I then went one step further and found an even faster method of calculating the Third Directory in my original example (floor(substr($userID, -5, 5) / 100);) as follows:
$thirdDir = floor(substr($userID, -5, 3));
Now, this changes how/where the first 10,000 User ID's are stored, making some third directories have either 1 user sub-directory or 111 instead of 100, but it has the advantage of being faster since we do not have to divide by 100, so I think it is worth it in the long-run.
Once the directory structure is defined, here is how I plan on storing the actual individual images: if a user uploads a 2nd pic, for example, it would go in the same directory as their first pic, but it would be named 2.jpg. The default pic of the user would always just be 1.jpg, so if they decide to make their 2nd pic the default pic, 2.jpg would be renamed to 1.jpg and 1.jpg would be renamed 2.jpg.
Last but not least, if I needed to store multiple sizes of the same image, I would store them as follows for User ID 1 (for example):
1024px:
./images/0/0/1/1024/1.jpg
./images/0/0/1/1024/2.jpg
640px:
./images/0/0/1/640/1.jpg
./images/0/0/1/640/2.jpg
That's about it.
So, are there any flaws with this method? If so, could you please point them out?
Is there a better method? If so, could you please describe it?

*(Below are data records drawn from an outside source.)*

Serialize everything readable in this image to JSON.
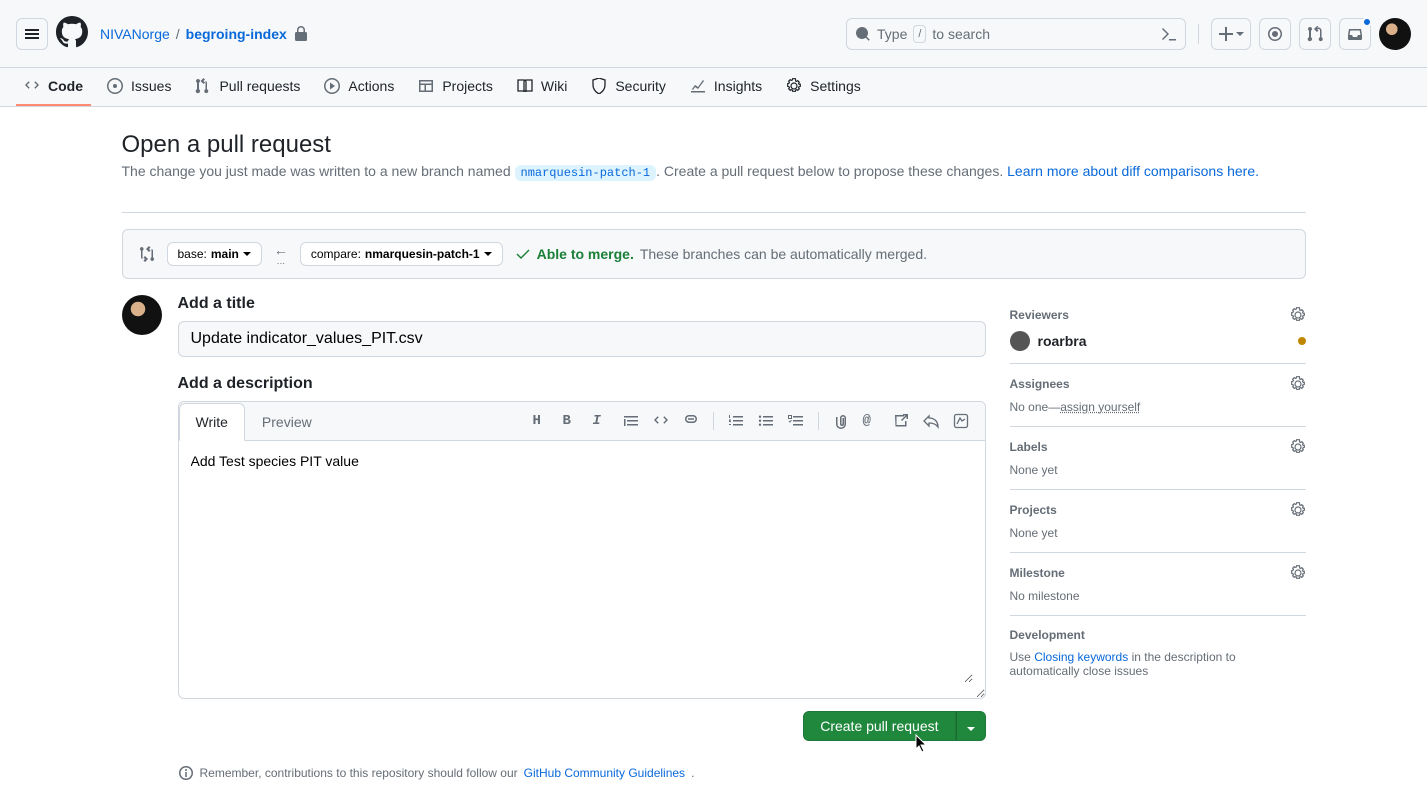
{
  "header": {
    "owner": "NIVANorge",
    "repo": "begroing-index",
    "search_placeholder": "Type",
    "search_suffix": "to search",
    "search_kbd": "/"
  },
  "nav": {
    "items": [
      {
        "label": "Code",
        "active": true
      },
      {
        "label": "Issues"
      },
      {
        "label": "Pull requests"
      },
      {
        "label": "Actions"
      },
      {
        "label": "Projects"
      },
      {
        "label": "Wiki"
      },
      {
        "label": "Security"
      },
      {
        "label": "Insights"
      },
      {
        "label": "Settings"
      }
    ]
  },
  "page": {
    "title": "Open a pull request",
    "subtitle_prefix": "The change you just made was written to a new branch named ",
    "branch_name": "nmarquesin-patch-1",
    "subtitle_suffix": ". Create a pull request below to propose these changes. ",
    "learn_link": "Learn more about diff comparisons here."
  },
  "range": {
    "base_label": "base: ",
    "base_value": "main",
    "compare_label": "compare: ",
    "compare_value": "nmarquesin-patch-1",
    "arrow_dots": "…",
    "merge_ok": "Able to merge.",
    "merge_msg": "These branches can be automatically merged."
  },
  "form": {
    "title_label": "Add a title",
    "title_value": "Update indicator_values_PIT.csv",
    "desc_label": "Add a description",
    "tabs": {
      "write": "Write",
      "preview": "Preview"
    },
    "body": "Add Test species PIT value",
    "submit": "Create pull request"
  },
  "footer": {
    "prefix": "Remember, contributions to this repository should follow our ",
    "link": "GitHub Community Guidelines",
    "suffix": "."
  },
  "sidebar": {
    "reviewers": {
      "title": "Reviewers",
      "user": "roarbra"
    },
    "assignees": {
      "title": "Assignees",
      "none_prefix": "No one—",
      "assign": "assign yourself"
    },
    "labels": {
      "title": "Labels",
      "none": "None yet"
    },
    "projects": {
      "title": "Projects",
      "none": "None yet"
    },
    "milestone": {
      "title": "Milestone",
      "none": "No milestone"
    },
    "development": {
      "title": "Development",
      "prefix": "Use ",
      "link": "Closing keywords",
      "suffix": " in the description to automatically close issues"
    }
  }
}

Before I embark on implementing this, I want to make sure I have the best, fastest, and most efficient method for storing and retrieving images so that I don't have to change it again.
Thanks!
Do not care about the small speed differences of calculting the path, it doesn't matter. What matters is how well and uniformly the images are distributed in the directories, how short is generated the path, how hard is it to deduce the naming convention (lets replace 1.jpg to 2.jpg.. wow, it's working..).

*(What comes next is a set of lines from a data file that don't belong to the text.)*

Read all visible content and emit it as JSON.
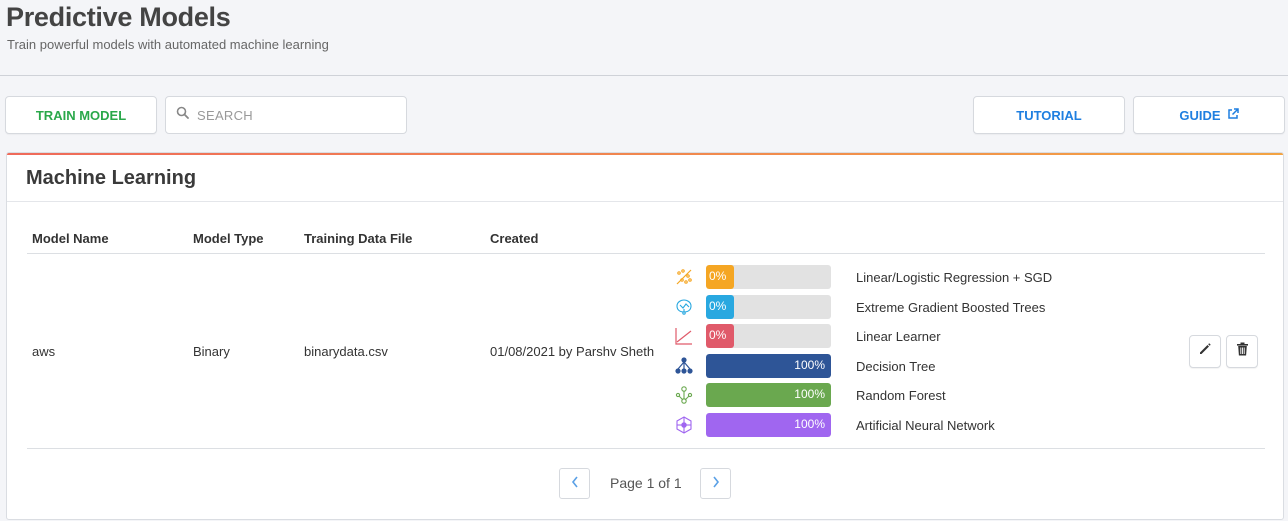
{
  "page": {
    "title": "Predictive Models",
    "subtitle": "Train powerful models with automated machine learning"
  },
  "toolbar": {
    "train_label": "TRAIN MODEL",
    "search_placeholder": "SEARCH",
    "tutorial_label": "TUTORIAL",
    "guide_label": "GUIDE"
  },
  "card": {
    "title": "Machine Learning"
  },
  "table": {
    "columns": [
      "Model Name",
      "Model Type",
      "Training Data File",
      "Created"
    ],
    "rows": [
      {
        "model_name": "aws",
        "model_type": "Binary",
        "training_file": "binarydata.csv",
        "created": "01/08/2021 by Parshv Sheth",
        "algorithms": [
          {
            "name": "Linear/Logistic Regression + SGD",
            "progress_label": "0%",
            "progress": 0,
            "color": "#f5a623",
            "icon": "regression-icon"
          },
          {
            "name": "Extreme Gradient Boosted Trees",
            "progress_label": "0%",
            "progress": 0,
            "color": "#29a8e0",
            "icon": "boosted-trees-icon"
          },
          {
            "name": "Linear Learner",
            "progress_label": "0%",
            "progress": 0,
            "color": "#e05a6a",
            "icon": "linear-learner-icon"
          },
          {
            "name": "Decision Tree",
            "progress_label": "100%",
            "progress": 100,
            "color": "#2e5597",
            "icon": "decision-tree-icon"
          },
          {
            "name": "Random Forest",
            "progress_label": "100%",
            "progress": 100,
            "color": "#6aa84f",
            "icon": "random-forest-icon"
          },
          {
            "name": "Artificial Neural Network",
            "progress_label": "100%",
            "progress": 100,
            "color": "#a066f0",
            "icon": "neural-network-icon"
          }
        ]
      }
    ]
  },
  "pagination": {
    "label": "Page 1 of 1"
  },
  "colors": {
    "accent_green": "#2aa84a",
    "accent_blue": "#1f7fe0"
  }
}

For example in your hash solution the path is entirely based on userid, which will put all pictures belonging to one user to the same directory.
Use the whole alphabet (lower and uppercase, if your FS supports it), not just numbers. Check what other softwares do, a good place to check hashed directy names is google chrome, mozilla, ... It's better to have short directory names. Faster to look up, occupies less space in your html documents.